The INAS 551 is an Indian naval air squadron based at INS Dega, Visakhapatnam.

== History ==
In its early form the squadron existed as the Naval Jet Flight (NJF) at Sulur, which was set up in September 1957 and was equipped with four Vampire aircraft. The first Flight Commander was Lt Cdr BD Law. In June 1959 the Naval Jet Flight was reconstituted as INAS 550 A. The third Flt Cdr of the NJF, Lt Raj Anderson became the first Squadron Commander of INAS 550 A, redesignated and commissioned as INAS 551 on 5 September 1961. A year later Sea Hawks from INAS 300 were also inducted into the squadron. The role of the squadron was to train pilots towards tactical flying and air combat on the Vampire. Before the pilots left for INAS 300, they were converted on Sea Hawks.

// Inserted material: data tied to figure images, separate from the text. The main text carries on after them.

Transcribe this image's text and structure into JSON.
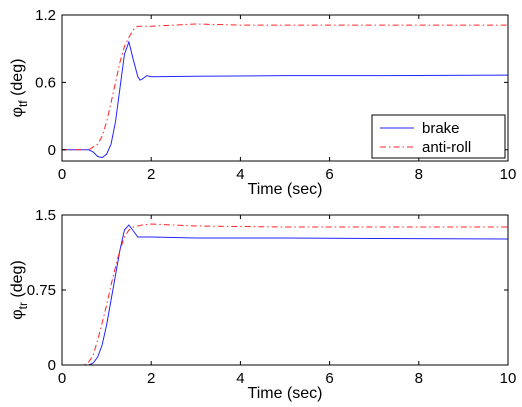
{
  "chart_data": [
    {
      "type": "line",
      "xlabel": "Time (sec)",
      "ylabel": {
        "main": "φ",
        "sub": "tf",
        "unit": " (deg)"
      },
      "xlim": [
        0,
        10
      ],
      "ylim": [
        -0.1,
        1.2
      ],
      "xticks": [
        "0",
        "2",
        "4",
        "6",
        "8",
        "10"
      ],
      "yticks": [
        "0",
        "0.6",
        "1.2"
      ],
      "grid": false,
      "legend": "bottom-right",
      "series": [
        {
          "name": "brake",
          "color": "#2424ff",
          "style": "solid",
          "x": [
            0,
            0.6,
            0.7,
            0.8,
            0.9,
            1.0,
            1.1,
            1.2,
            1.3,
            1.4,
            1.5,
            1.6,
            1.7,
            1.75,
            1.8,
            1.9,
            2.0,
            3,
            5,
            7,
            10
          ],
          "y": [
            0,
            0,
            -0.02,
            -0.06,
            -0.07,
            -0.04,
            0.05,
            0.25,
            0.55,
            0.85,
            0.96,
            0.8,
            0.65,
            0.62,
            0.63,
            0.66,
            0.65,
            0.655,
            0.66,
            0.66,
            0.665
          ]
        },
        {
          "name": "anti-roll",
          "color": "#ff2424",
          "style": "dashdot",
          "x": [
            0,
            0.6,
            0.8,
            0.9,
            1.0,
            1.1,
            1.2,
            1.3,
            1.4,
            1.5,
            1.6,
            1.7,
            1.8,
            2.0,
            2.5,
            3,
            4,
            6,
            8,
            10
          ],
          "y": [
            0,
            0,
            0.05,
            0.12,
            0.25,
            0.42,
            0.6,
            0.78,
            0.92,
            1.0,
            1.07,
            1.1,
            1.1,
            1.1,
            1.11,
            1.12,
            1.11,
            1.11,
            1.11,
            1.11
          ]
        }
      ]
    },
    {
      "type": "line",
      "xlabel": "Time (sec)",
      "ylabel": {
        "main": "φ",
        "sub": "tr",
        "unit": " (deg)"
      },
      "xlim": [
        0,
        10
      ],
      "ylim": [
        0,
        1.5
      ],
      "xticks": [
        "0",
        "2",
        "4",
        "6",
        "8",
        "10"
      ],
      "yticks": [
        "0",
        "0.75",
        "1.5"
      ],
      "grid": false,
      "legend": "none",
      "series": [
        {
          "name": "brake",
          "color": "#2424ff",
          "style": "solid",
          "x": [
            0,
            0.6,
            0.7,
            0.8,
            0.9,
            1.0,
            1.1,
            1.2,
            1.3,
            1.4,
            1.5,
            1.6,
            1.7,
            1.8,
            2.0,
            3,
            5,
            7,
            10
          ],
          "y": [
            0,
            0,
            0.02,
            0.08,
            0.2,
            0.4,
            0.65,
            0.9,
            1.15,
            1.35,
            1.4,
            1.34,
            1.28,
            1.28,
            1.28,
            1.27,
            1.27,
            1.265,
            1.26
          ]
        },
        {
          "name": "anti-roll",
          "color": "#ff2424",
          "style": "dashdot",
          "x": [
            0,
            0.5,
            0.6,
            0.7,
            0.8,
            0.9,
            1.0,
            1.1,
            1.2,
            1.3,
            1.4,
            1.5,
            1.6,
            1.8,
            2.0,
            2.5,
            3,
            5,
            7,
            10
          ],
          "y": [
            0,
            0,
            0.03,
            0.1,
            0.25,
            0.42,
            0.6,
            0.8,
            0.98,
            1.15,
            1.28,
            1.35,
            1.38,
            1.4,
            1.41,
            1.4,
            1.39,
            1.38,
            1.38,
            1.38
          ]
        }
      ]
    }
  ]
}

The squadron was, thus, a feeder squadron for fighter pilots into naval aviation. The squadron inducted Kiran Mk I in 1970 and commenced fighter training on these aircraft. An advanced version of the Kiran, the Kiran Mk II was inducted in 1986.

In 1990, the Sea Harrier Operational Flying Training Unit was set up and INAS 551 was bifurcated into two flights. INAS 551 A operated the Kirans and INAS 551 B operated the Sea Harriers, undertaking conversion onto the aircraft for pilots joining INAS 300. In May 2003, the squadron added another feather to its cap, when it set up a naval aerobatic team, the Sagar Pawan, operating Kiran Mk II jets. The Indian Navy, thus, became only the second navy in the world after the US Navy to have an active fixed wing aerobatic team. The squadron conducts Naval Orientation Courses for pilots before they progress onto the Sea Harrier and the MiG-29K aircraft. Pre Qualified Flying Instructor Course training is also conducted for Indian Navy and Indian Coast Guard pilots. The squadron continues to fulfill its role of training naval fighter pilots till date.

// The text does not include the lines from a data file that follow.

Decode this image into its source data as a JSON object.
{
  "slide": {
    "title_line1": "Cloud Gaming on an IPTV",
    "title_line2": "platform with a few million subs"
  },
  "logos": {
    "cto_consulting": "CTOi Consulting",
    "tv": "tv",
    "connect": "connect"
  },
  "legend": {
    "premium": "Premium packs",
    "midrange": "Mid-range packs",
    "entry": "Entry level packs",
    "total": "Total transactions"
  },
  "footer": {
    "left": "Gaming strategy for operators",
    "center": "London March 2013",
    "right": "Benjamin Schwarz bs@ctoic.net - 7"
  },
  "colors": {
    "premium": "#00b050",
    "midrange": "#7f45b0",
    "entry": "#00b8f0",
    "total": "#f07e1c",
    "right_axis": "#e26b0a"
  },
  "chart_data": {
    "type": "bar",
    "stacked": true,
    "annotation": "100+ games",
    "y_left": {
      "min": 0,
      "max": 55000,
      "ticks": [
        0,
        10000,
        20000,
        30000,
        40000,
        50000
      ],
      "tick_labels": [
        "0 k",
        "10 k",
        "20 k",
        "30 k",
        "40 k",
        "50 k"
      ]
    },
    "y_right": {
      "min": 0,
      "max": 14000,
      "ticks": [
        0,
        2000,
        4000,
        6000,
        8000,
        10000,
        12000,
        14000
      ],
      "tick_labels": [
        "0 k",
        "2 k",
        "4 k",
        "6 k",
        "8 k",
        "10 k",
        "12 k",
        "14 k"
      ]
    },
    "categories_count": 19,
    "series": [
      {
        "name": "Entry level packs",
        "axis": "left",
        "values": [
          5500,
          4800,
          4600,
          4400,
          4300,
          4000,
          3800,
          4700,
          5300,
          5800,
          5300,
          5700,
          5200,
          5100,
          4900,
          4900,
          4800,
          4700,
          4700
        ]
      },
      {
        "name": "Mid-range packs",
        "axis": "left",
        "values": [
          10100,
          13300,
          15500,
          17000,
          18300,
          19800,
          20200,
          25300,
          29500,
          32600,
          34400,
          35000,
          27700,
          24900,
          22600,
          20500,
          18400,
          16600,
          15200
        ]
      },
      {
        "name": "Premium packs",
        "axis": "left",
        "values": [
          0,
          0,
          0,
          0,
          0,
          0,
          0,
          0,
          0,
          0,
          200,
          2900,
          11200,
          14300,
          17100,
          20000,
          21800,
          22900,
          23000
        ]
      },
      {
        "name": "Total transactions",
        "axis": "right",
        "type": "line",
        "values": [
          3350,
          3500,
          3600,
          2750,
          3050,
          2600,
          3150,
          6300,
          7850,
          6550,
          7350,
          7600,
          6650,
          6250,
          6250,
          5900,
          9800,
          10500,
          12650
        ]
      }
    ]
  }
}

The BAE Systems Hawk advanced jet trainer was inducted into INAS 551 at INS Dega on 6 November 2013 by then Chief of the Naval Staff Admiral Devendra Kumar Joshi. By 2015, 11 were received and more 6 were on order.

As of 2024, INAS 551 is a pure shore-based training squadron. Fighter pilots initially join this squadron for Naval Orientation Flying before being selected for undergoing conversion training for Mikoyan MiG-29Ks at INAS 300. Later the pilots are qualified for operational service with MiG-29Ks with INAS 303.